I created a simple program for STM32f407 discovery that has FreeRTOS (10.0.1) and LWIP (2.0.3) in STM32CubeIDE 1.1.0. It uses a task to start LWIP and dhcp and kills the task. It has a software timer that blinks an LED and printf a counter. I implemented _write to redirect to TIM. That’s it. In debug I have SWV. data trace timeline and fault analyzer. I kept the host PC run all the time without going to sleep. The board worked for hours (>6) and the LED doesn’t blink any more. Pinging from host PC has no response. No fault was captured.
When I tried to restart debugging, hit the run nothing happened. I had to cycle the board power.
Before this I tried many times using FreeRTOS with LWIP, the board always dies in a couple of hours.
Any thoughts on the combination of FreeRTOS and LWIP and how to improve debugging?
I put the project here: https://github.com/xmkllc/FreeRTOS_LWIP_Auto_Reconnect
Last run died in about 2 hours.
As the project is using lwIP and created by STM32Cube I’m afraid I’m not familiar at all with the drivers used or the threading model used by STM32Cube projects - so I am a bit in the dark as to what to suggest other than waiting for the error condition to happen and then try to figure out what the state of the system is. For example, has the code just hit an assert() preventing anything else from executing further, or maybe run out of buffers due to a memory leak, or any number of other conditions. I think the first thing to determine has the whole system crashed or is it just the network that is no longer running.
Thanks for the feedback. The failure appears to be that the LED stop blinking, and no ping response. The debugging session appears running and it doesn’t go to hard fault for example. The fault analyzer shows no fault detected. I am not sure how to debug for this situation. I have another session running for 4 hours so far. I will see how long it can go and if the IDE can catch anything.
Are you running an up to date version of FreeRTOS with configASSERT() defined to something that will enable you to know if an assert has been hit? The newer the FreeRTOS version the more asserts the code will have to that will trap compile time misconfigurations. Also, did you go through all the items on this page: https://www.freertos.org/FAQHelp.html to ensure you have things like stack overflow checking turned on, etc?
These are symptoms of the failure, not the cause of the failure.
printf() is very [very] often the route cause of issues as it can use a lot of stack, not be thread safe, and even call malloc(). What happens if you run the application with all calls to printf() removed. Also, what is TIM? I thought it was a general purpose timer so it is not clear to me what effect redirecting _write to TIM will have.
I presume that means the application is still running under the control of the debugger.
How are you determining that to be the case? If you pause the debugger what is actually executing? You say the software timer that toggles the LED has stopped, so perhaps you will find the code is sat in a tight loop or assert at a task priority above the timer task priority?

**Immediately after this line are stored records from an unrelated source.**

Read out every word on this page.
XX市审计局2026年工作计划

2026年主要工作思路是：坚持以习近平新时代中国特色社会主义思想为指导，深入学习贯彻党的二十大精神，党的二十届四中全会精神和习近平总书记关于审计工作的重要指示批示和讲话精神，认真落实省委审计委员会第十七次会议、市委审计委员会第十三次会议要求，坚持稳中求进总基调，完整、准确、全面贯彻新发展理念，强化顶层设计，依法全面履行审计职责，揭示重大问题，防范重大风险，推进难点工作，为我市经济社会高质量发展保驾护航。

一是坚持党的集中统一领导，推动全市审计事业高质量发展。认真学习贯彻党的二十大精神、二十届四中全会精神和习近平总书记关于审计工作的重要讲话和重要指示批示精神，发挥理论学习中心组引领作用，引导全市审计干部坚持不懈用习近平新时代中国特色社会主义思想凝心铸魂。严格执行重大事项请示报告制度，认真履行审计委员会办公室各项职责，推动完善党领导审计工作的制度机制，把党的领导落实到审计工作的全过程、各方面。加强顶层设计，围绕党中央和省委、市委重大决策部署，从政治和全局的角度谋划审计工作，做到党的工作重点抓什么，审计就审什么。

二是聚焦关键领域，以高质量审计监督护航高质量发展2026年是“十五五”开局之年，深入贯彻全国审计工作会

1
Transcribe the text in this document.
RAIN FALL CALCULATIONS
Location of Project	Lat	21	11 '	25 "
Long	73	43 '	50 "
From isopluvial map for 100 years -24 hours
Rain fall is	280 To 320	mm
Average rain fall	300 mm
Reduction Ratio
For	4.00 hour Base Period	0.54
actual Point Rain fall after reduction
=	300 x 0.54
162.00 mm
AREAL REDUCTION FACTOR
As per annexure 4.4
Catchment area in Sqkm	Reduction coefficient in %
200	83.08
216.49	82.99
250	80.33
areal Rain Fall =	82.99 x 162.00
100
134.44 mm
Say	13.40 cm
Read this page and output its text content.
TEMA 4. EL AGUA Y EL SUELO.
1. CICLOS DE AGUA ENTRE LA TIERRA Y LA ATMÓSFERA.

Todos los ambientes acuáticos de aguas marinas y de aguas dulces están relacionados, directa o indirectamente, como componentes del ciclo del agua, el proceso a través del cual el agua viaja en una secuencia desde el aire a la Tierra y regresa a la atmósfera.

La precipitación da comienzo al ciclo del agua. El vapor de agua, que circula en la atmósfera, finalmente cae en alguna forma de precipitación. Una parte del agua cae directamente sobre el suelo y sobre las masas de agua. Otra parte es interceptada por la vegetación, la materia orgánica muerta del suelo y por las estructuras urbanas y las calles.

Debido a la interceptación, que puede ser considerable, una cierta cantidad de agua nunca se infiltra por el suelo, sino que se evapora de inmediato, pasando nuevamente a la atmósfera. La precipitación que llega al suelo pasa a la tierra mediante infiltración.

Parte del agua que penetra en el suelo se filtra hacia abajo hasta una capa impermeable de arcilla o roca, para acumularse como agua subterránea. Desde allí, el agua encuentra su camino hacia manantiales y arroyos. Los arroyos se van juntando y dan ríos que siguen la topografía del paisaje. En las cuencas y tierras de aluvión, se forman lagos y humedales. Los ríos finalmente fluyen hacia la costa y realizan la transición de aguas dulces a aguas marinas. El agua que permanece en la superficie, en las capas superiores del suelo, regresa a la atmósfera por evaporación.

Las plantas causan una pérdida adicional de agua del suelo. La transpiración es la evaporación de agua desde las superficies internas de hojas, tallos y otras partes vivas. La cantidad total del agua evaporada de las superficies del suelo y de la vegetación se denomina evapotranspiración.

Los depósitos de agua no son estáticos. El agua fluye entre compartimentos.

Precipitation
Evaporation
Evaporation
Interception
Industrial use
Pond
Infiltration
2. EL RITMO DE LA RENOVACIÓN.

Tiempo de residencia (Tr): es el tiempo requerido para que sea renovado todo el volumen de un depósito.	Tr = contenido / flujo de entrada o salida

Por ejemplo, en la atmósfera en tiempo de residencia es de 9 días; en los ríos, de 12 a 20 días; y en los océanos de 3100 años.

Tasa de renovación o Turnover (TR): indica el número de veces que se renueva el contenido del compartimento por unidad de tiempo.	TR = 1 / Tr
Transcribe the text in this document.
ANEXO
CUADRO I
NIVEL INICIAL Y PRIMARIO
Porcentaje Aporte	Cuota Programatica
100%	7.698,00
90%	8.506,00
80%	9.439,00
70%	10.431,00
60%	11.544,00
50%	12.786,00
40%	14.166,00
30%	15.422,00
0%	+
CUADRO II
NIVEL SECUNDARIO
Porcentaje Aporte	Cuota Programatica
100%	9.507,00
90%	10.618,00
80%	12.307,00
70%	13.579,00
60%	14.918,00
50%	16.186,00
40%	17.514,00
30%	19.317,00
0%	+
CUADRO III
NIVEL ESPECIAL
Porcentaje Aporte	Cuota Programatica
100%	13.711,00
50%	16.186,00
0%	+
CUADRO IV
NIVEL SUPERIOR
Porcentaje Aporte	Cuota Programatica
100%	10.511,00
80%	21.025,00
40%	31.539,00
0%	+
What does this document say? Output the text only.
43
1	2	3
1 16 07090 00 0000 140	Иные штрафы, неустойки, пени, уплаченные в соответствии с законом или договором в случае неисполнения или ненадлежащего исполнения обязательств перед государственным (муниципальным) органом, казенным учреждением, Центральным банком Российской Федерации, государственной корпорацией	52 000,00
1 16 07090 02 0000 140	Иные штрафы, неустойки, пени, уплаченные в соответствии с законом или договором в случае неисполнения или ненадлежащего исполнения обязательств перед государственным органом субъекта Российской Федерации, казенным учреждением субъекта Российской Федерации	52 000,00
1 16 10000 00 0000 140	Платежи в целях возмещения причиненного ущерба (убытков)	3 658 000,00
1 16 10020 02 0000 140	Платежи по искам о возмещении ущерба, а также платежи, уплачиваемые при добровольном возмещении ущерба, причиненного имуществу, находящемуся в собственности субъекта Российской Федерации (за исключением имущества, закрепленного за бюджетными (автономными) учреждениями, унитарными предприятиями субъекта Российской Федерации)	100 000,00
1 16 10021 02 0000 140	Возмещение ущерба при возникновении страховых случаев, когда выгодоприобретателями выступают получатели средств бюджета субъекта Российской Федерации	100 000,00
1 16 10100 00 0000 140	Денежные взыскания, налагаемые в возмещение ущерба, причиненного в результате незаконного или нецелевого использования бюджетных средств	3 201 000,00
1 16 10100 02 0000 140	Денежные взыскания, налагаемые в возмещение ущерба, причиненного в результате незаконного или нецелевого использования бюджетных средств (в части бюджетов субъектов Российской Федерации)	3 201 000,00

What is configTIMER_TASK_PRIORITY set to in FreeRTOSConfig.h - is it the highest priority of any other task in the system?
Thanks for the feed back.
Yes LED not blinking is a symptom. Same is losing network.
Correction: new _write uses ITM_SendChar. I increased the timer stack size for printg. But I will remove it.
LWIP thread runs at 3.
Initially there is a task that starts LWIP and then kills itself.
How do you find where the tight loop is or an assertion hits? Breakpoint? Printf?
Typically, when the program seems to hang, and you are running connected to a debugger, you can pause the execution of the program, which effectively puts a breakpoint right were the code is currently executing, and you can see where the program is stuck.
Thanks for the tip. Will try.
After 12 hours the program eventually hung and I got this:
It looks like something has written over the top of the queue structure.